Uncorrectable ECC SRAM Errors
Any uncorrectable ECC error in SRAM — in either the Volatile or Aggregate counter — is a known failure mode. SRAM uncorrectable errors cannot be remapped and indicate permanent hardware damage:
ECC Errors
Volatile
SRAM Correctable : 0
SRAM Uncorrectable : 1 <-- known failure mode
DRAM Correctable : 0
DRAM Uncorrectable : 0
Aggregate
SRAM Correctable : 0
SRAM Uncorrectable : 2 <-- known failure mode
DRAM Correctable : 0
DRAM Uncorrectable : 0If either counter is greater than 0, the GPU should be replaced. Submit the logs via a support ticket.
Row Remapping Failure with No Pending Remap
A row remapping failure with Pending: No means the GPU attempted to remap a failing DRAM row but has no pending remap queued to recover with. This is not recoverable without replacement:
Remapped Rows
Correctable Error : 0
Uncorrectable Error : 0
Pending : No
Remapping Failure Occurred : Yes <-- known failure mode
Bank Remap Availability Histogram
Max : 639 bank(s)
High : 0 bank(s)
Partial : 0 bank(s)
Low : 0 bank(s)
None : 1 bank(s)Submit the logs via a support ticket.
Row Remapping Pending — Recoverable Path
This is a distinct, recoverable case.
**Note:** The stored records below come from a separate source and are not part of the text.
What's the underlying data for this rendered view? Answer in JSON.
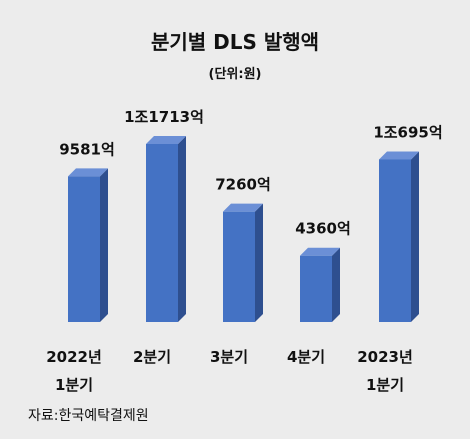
{
  "chart_data": {
    "type": "bar",
    "title": "분기별 DLS 발행액",
    "unit": "(단위:원)",
    "categories": [
      [
        "2022년",
        "1분기"
      ],
      [
        "2분기"
      ],
      [
        "3분기"
      ],
      [
        "4분기"
      ],
      [
        "2023년",
        "1분기"
      ]
    ],
    "values": [
      9581,
      11713,
      7260,
      4360,
      10695
    ],
    "value_labels": [
      "9581억",
      "1조1713억",
      "7260억",
      "4360억",
      "1조695억"
    ],
    "ylim": [
      0,
      12500
    ],
    "grid": false,
    "legend": "none",
    "colors": {
      "front": "#4472c4",
      "top": "#6b8fd6",
      "side": "#2e4f8f"
    }
  },
  "source": "자료:한국예탁결제원"
}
The GPU has encountered an error and queued a row remapping event, but the remap has not executed yet. It requires a GPU reset followed by a full VM reboot to complete:
Remapped Rows
Correctable Error : 0
Uncorrectable Error : 1
Pending : Yes <-- Notable
Remapping Failure Occurred : No
Bank Remap Availability Histogram
Max : 639 bank(s)
High : 0 bank(s)
Partial : 1 bank(s)
Low : 0 bank(s)
None : 0 bank(s)Reset the GPU:
nvidia-smi -r
Then reboot the VM. The reset triggers the pending remap, but a full reboot is required for it to be committed and reflected in the output.
⚠️ Warning: A GPU reset alone is not sufficient. The VM must be fully rebooted after the reset for the row remapping to complete. Checking the output before rebooting will still show
Pending: Yes.
After reboot, verify that both Pending and Remapping Failure Occurred have returned to No. If either is still non-zero, attach the bug report to a support ticket.